One of my favorite, laugh-out-loud blogs to read is Does This Blog Make Us Look Fat? The humor is snarky, the tone sassy, the personalized illustrations spot-on. I recently came across a Dear 2008 Diet letter from the writers and, with their permission, am sharing it with you. Because we all deserve to start our days with a laugh... 

Dear 2008 Diet,

I know you’ve seen this coming but we’re through. I’m dumping you. I realize we have one more night but I think it’s important to make a clean break right now. No, we’re not going to any New Year’s Eve Parties together. I’ve made other plans.

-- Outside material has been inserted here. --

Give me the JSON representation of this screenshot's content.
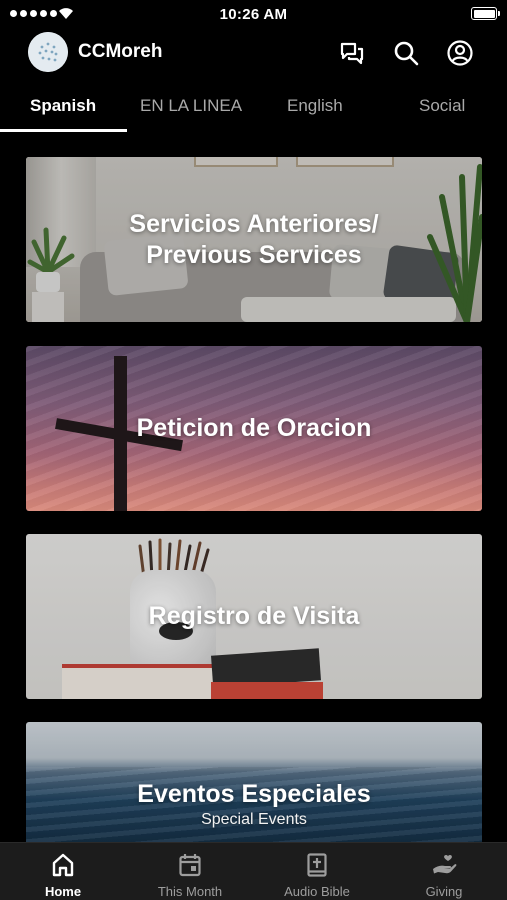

We had some good times in the beginning 2008 Diet. When I first committed to you last January you were so cute, strong, and smart. I thought you could do anything. But really trouble began right away. I blame myself. I asked too much of you. I expected  you to help me look good in a bikini. A bikini? I realize now that it’s going to take the CGI Wizards at Lucas Films to make that happen. Even though I know it’s not all your fault I still resent you Mr. 2008 Diet.

Oh and I cheated. I’m telling you now because it will make me feel better. I really don’t care if you don’t want to know I cheated on you 2008 Diet. Kind of a lot and it was good. Real good. But if it helps you move on I really felt bad after.

I picked you as my 2008 Diet because you seemed “reasonable” with healthy food choices, good hydration, moderate to intense exercise, and the flexibility to have things in moderation. But I’m bored with you. I really need new adventures.

So yes, I have a new Diet. Maybe you’ve heard of him, he’s the 2009 Diet. My 2009 Diet is a real race car I tell you. My 2009 Diet and I laugh about you behind your back. My 2009 Diet can’t wait to watch Oprah together next week, we can’t wait to go grocery shopping for stuff, we have a shiney new journal, and a high tech computer spread sheet. 2009 Diet has something you never had, stamina. Yep, 2009 Diet promised me he can go the distance all year long. Plus he understands my thyroid in ways you never could.

So I hope we can be friends 2008 Diet. We had some good times. Good Luck. And I’m only comfortable with a good bye hand shake. If 2009 Diet sees me even looking at you he’ll beat you up.